The climb marks the light metal’s highest price since April 26, but its three-month price has not traded above $1,900 per tonne since April 5, despite more than 400,000 tonnes booked for removal this year in mostly LME-registered Malaysian warehouses.

This morning, more than 20,000 tonnes were freshly canceled in Singapore, with another 10,000 tonnes booked out of warehouses in neighboring Johor, taking total on-warrant aluminium stocks to 802,675 tonnes, with more than 30% of total LME stocks now canceled.

“Given the poor Chinese data release, yesterday’s move higher across risk assets initially appeared counter-intuitive although subsequent news was that auto tariffs on the EU and Japan were to be delayed by up to 6 months,” Marex Spectron’s LME analyst Alastair Munro said in a morning report.

“But then late in the day, [US President Donald] Trump signed an executive order expected to restrict Chinese telecoms companies from dealing with American [companies]. So naturally questions are going to remain around the ability of the metals to maintain yesterday’s gains,” he added.

Meanwhile, despite falling by more than 3% earlier this week amid a resurgence of US-China trade tensions, nickel’s three-month price has maintained ground above $12,100 per tonne, while continued outflows and fresh cancelations keep total LME stocks at seven-year lows of 165,474 tonnes.

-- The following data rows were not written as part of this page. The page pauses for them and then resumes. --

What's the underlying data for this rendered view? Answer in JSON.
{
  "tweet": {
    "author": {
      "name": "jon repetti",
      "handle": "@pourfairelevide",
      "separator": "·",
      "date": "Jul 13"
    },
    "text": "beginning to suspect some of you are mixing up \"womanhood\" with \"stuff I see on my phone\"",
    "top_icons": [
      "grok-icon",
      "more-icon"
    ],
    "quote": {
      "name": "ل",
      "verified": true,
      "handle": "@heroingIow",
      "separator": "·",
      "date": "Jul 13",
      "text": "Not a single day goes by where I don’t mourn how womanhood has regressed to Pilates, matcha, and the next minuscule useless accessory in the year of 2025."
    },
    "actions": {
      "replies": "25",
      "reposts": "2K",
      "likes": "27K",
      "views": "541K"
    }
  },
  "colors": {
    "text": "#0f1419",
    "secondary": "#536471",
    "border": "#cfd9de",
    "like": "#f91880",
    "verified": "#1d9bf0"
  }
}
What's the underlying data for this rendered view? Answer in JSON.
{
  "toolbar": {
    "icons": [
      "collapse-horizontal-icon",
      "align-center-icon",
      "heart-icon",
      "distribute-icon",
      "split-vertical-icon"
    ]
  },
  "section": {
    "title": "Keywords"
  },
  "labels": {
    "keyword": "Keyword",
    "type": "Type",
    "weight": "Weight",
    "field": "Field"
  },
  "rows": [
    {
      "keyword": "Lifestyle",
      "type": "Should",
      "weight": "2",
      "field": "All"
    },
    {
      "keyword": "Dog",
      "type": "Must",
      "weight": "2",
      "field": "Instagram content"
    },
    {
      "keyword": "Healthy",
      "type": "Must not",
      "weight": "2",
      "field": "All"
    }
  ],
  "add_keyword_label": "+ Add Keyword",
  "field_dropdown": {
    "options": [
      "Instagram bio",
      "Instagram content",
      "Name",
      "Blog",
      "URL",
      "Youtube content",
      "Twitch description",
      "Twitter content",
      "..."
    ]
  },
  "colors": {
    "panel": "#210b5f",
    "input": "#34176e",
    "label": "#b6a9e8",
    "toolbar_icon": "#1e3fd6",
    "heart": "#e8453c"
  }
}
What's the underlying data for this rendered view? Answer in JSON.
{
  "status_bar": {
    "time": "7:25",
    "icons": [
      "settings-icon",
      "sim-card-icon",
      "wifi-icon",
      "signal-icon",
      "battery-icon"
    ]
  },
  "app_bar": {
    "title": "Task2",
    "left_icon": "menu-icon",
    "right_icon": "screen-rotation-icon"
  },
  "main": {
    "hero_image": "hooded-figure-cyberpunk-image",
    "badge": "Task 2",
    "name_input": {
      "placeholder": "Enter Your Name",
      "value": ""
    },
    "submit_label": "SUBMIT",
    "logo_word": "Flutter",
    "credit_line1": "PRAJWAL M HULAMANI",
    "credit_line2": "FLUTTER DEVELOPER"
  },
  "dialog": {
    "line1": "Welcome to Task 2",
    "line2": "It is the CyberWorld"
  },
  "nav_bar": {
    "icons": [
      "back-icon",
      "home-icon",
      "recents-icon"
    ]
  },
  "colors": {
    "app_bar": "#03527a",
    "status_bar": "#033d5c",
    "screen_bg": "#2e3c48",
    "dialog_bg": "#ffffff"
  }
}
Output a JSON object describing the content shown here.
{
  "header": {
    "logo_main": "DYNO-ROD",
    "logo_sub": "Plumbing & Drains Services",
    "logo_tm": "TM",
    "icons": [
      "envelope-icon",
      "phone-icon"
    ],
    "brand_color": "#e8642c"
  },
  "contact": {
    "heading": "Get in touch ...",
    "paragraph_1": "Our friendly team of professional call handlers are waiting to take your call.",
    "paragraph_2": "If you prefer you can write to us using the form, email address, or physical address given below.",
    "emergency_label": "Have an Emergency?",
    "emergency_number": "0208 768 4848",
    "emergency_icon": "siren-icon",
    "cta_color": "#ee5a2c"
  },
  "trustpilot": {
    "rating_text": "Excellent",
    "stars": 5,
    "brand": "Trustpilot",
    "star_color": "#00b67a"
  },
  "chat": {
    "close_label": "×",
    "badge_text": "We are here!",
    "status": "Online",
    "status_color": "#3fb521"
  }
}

Nickel’s forward spreads have shown little sign of easing during morning trading, with its cash/three-month spread differential recently seen in a backwardation of $9 per tonne, while nearby June-July spreads were recently in a $33 per tonne backwardation.

Other highlights

  • The US dollar index remains in positive territory this morning, but was down 0.05% at 97.50.
  • In other commodities, Brent crude oil futures continue to trade around $72 per barrel, fueling concerns over supply shortages in the market. Iran and Russia have both cut exports in May, prompting concerns for the Organisation of the Petroleum Exporting Countries (OPEC) regarding its upcoming supply-cutting deal in June.
  • In Chinese data on Wednesday, fixed asset investment grew by 6.1% in the January-April period from a year earlier, down from growth of 6.3% in the first quarter of the year.
  • Industrial output expanded by 5.4% in April, down significantly from the 8.5% growth recorded in the prior month. Chinese retail sales were similarly poor last month with a year-on-year increase of 7.2% compared with the prior’s month gain of 8.7%.
  • This was followed by soft data from the US which saw retail sales fall unexpectedly in April with a decline of 0.2% after March’s 1.7% surge.
  • Other US releases were similarly soft with industrial production dropping by 0.5% in April versus a 0.2% gain in the prior month and the capacity utilization rate slipping to 77.9% from a downwardly revised 78.5% previously.
  • US data of note on Thursday includes building permits, the Philadelphia Fed manufacturing index, housing starts and unemployment claims.
  • In addition, US Federal Open Market Committee member Lael Brainard and UK Monetary Policy Committee member Jonathan Haskel are due to speak.